Because there wasn't a social drive towards monogamy? Or because sex with a man wasn't 'real' sex? Or was there some sort of balance, where marriage as an institution encouraged monogamy but the 'patronage' system allowed this specific kind of sex not to break the marriage vows?
(I may be wrong, here, but I was under the impression that the Greeks (in their status as founders of the modern world and inventers of all that is right and proper) were as keen on marriage as the next country. They must have had it as an institution, at least.
I've read one story which played Frodo/Sam as eros rather than agape and managed it beautifully, and I do see it can be done. What I don't buy is the idea that Sam's love is founded on the wish to get into Frodo's pants.
If I understand you correctly, I have to agree. Extending "I want to make Mr. Frodo happy" to include "Mr. Frodo wants a blow job-- here goes" is one thing; changing the basis from "I want to make Mr. Frodo happy" to "I want to fuck Mr. Frodo through one of these nice soft elven mattresses" is another.
Definitely? Because my understanding is that Tudor ladies had pretty lively sex lives - Kathryn Howard, afiak, had a good number of liaisons prior to marrying Henry VIII (including noisy sex with one of the servants, iirc - possibly a music teacher, I forget) and it's not that much later than Chaucer was writing about the Wife of Bath and the Miller's tale and so forth.
That's a good point, Fay. It had sort of occured to me, but I couldn't think of the relevent examples.
I suspect that in Elisabethean times it would seem the most natural thing in the world for an unbalanced, unrestrained hatred between families to express itself in an equally unbalanced unrestrained loved between two dimwitted members of those same families.

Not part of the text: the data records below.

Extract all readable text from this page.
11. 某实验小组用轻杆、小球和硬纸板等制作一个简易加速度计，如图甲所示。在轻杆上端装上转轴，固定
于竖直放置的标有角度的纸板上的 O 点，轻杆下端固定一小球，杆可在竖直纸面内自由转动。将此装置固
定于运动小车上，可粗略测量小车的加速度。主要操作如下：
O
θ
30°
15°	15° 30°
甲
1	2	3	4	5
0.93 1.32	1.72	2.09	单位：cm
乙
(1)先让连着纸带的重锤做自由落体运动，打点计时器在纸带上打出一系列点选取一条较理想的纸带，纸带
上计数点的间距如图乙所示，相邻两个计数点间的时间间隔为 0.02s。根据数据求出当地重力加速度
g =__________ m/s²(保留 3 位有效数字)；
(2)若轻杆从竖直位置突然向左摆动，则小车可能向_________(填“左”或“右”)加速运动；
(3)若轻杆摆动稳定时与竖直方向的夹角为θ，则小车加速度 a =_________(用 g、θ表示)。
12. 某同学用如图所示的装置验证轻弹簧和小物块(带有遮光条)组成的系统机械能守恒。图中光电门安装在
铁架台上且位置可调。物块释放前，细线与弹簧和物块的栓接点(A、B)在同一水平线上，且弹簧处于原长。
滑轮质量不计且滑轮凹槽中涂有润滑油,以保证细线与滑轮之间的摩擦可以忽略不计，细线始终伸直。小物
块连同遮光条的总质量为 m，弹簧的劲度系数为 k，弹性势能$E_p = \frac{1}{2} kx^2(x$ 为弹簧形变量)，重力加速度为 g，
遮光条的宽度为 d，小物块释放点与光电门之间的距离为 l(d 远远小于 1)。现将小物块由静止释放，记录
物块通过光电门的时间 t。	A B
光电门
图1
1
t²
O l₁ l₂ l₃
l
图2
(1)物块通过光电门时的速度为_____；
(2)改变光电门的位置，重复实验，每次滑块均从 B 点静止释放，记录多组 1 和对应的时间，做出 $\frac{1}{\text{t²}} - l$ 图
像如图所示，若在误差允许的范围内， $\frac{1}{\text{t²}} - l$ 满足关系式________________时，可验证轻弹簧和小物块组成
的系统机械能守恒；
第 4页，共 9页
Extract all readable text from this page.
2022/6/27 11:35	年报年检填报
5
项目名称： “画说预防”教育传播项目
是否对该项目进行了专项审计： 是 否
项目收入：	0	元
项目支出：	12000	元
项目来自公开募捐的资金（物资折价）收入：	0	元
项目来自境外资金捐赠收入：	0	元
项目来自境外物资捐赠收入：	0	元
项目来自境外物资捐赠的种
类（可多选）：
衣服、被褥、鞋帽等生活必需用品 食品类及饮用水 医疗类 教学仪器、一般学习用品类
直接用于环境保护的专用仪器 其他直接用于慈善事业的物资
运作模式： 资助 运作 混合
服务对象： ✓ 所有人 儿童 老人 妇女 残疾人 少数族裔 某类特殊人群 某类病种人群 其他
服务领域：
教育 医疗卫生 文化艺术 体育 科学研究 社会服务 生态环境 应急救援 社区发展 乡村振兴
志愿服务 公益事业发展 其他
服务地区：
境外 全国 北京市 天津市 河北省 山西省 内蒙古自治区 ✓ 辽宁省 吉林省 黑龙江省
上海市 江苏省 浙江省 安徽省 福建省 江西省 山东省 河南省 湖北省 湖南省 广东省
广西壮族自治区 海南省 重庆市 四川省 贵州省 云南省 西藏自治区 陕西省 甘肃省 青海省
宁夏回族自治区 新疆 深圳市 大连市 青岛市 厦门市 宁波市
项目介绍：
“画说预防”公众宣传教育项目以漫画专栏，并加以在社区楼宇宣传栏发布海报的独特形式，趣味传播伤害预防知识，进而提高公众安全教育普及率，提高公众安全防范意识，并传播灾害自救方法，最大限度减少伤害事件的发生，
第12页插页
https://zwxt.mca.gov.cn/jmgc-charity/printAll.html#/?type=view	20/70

That would make sense to me: if you approach it from that angle, "from forth the fatal loins of these two foes/ A pair of starcrossed lovers take their lives" actually looks logical.
(I love this thread.)
Pederasty was (and this is incredibly complicated) part of the interzone between childhood and adulthood - you're no longer a kid, and you have all these dangerous but valuable urges, so you get a mentor to help you reach a plateau of adulthood. He also gets, as a sort of fringe benefit, to bugger you senseless. It's the derivation of the fag/fagmaster relatioship in English public shools.